ほとんどの交差点に号がない。街中には信号のある交差点もある。直進車優先という概念はない。ぶつけた方が悪いと考えているのか、平気で対向車線に突っ込んで左折していく。大きな交差点はロータリーになっていてやはり信号はない。ロータリーを左右から前に割り込んでくるクルマ、原付をよけながら運転するのは・・・慣れるまで日本人は時間がかかるかもしれない。

原付には免許不要。ヘルメットもかぶっていない。原付には2人までの大人が乗れるそう(規制上)。大人2人子供2人の一家で乗っている光景をアチコチで見かけた。

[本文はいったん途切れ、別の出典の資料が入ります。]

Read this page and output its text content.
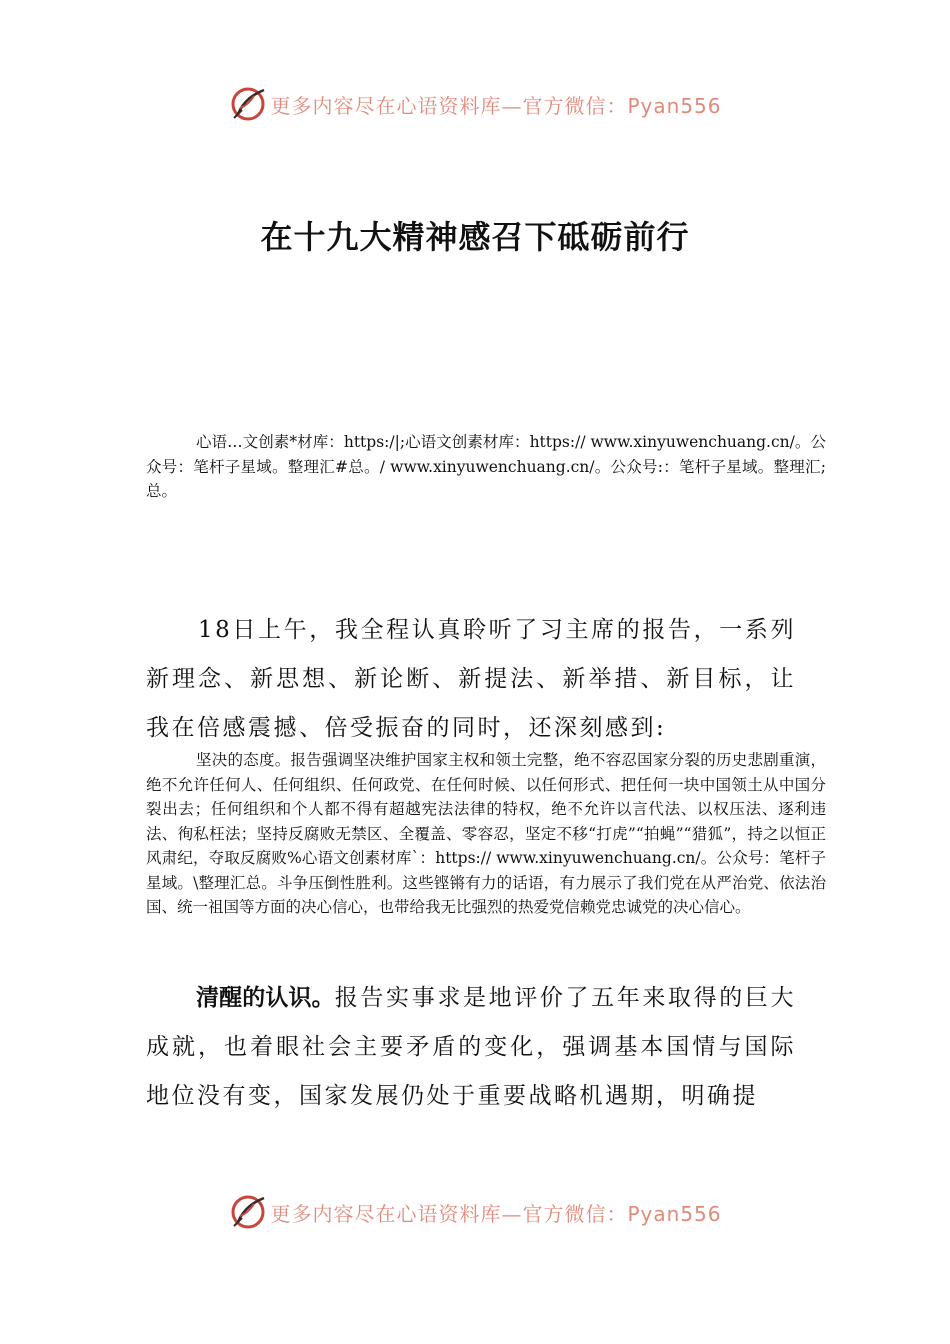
更多内容尽在心语资料库—官方微信：Pyan556
在十九大精神感召下砥砺前行

心语…文创素*材库：https:/|;心语文创素材库：https:// www.xinyuwenchuang.cn/。公众号：笔杆子星域。整理汇#总。/ www.xinyuwenchuang.cn/。公众号:：笔杆子星域。整理汇;总。

18日上午，我全程认真聆听了习主席的报告，一系列新理念、新思想、新论断、新提法、新举措、新目标，让我在倍感震撼、倍受振奋的同时，还深刻感到:

坚决的态度。报告强调坚决维护国家主权和领土完整，绝不容忍国家分裂的历史悲剧重演，绝不允许任何人、任何组织、任何政党、在任何时候、以任何形式、把任何一块中国领土从中国分裂出去；任何组织和个人都不得有超越宪法法律的特权，绝不允许以言代法、以权压法、逐利违法、徇私枉法；坚持反腐败无禁区、全覆盖、零容忍，坚定不移“打虎”“拍蝇”“猎狐”，持之以恒正风肃纪，夺取反腐败%心语文创素材库`：https:// www.xinyuwenchuang.cn/。公众号：笔杆子星域。\整理汇总。斗争压倒性胜利。这些铿锵有力的话语，有力展示了我们党在从严治党、依法治国、统一祖国等方面的决心信心，也带给我无比强烈的热爱党信赖党忠诚党的决心信心。

清醒的认识。报告实事求是地评价了五年来取得的巨大成就，也着眼社会主要矛盾的变化，强调基本国情与国际地位没有变，国家发展仍处于重要战略机遇期，明确提

更多内容尽在心语资料库—官方微信：Pyan556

南北の海岸線沿いにのびる鉄道のほかに鉄道網は発達していない。ホーチミン市内の線路はすぐそばまで民家が迫り、みんな平気で線路を歩いている。あまり本数がないのも事実なのだろう。

■ 電気

電圧は220V。最近の100〜230V対応の電気製品はそのまま使用可能。コンセントの形もいろいろあるが日本のものがそのまま使えるようだ(タブン)。ホーチミン一高いビルからホーチミンの夜景を望むが、ネオンサインはほとんど見えない。

■ 食べ物

街で一番よく見かける看板はPHO(フォー)COM(コム)。それぞれ麺と飯の意味。ベトナムラーメンといろいろなおかずで食べるご飯の意味。

■ アオザイ

キン族(狭義のベトナム人)の民族衣装のアオザイはサービス業か女子高校生の制服ぐらいにしか使われていない。真っ白なアオザイを着た高校生が自転車で走る姿はファンタスティック!。

■ ベトナム戦争

ベトナム戦争終結から25年。戦傷者らしき物乞いに街で出会う。そういえば、昔、日本にもあったなあ。ホーチミンの戦争証跡博物館には・・・ベトナム戦争がなまなましく、悲惨に語られている。戦争は悲惨なものとわかっていても、こうして目の前に突き出されると・・・日常が足許が崩れていくような気がする。証跡博物館にはアメリカ人とおぼしき老夫婦の姿があった。老兵士は30年前、ベトナムにいたのだろうか?。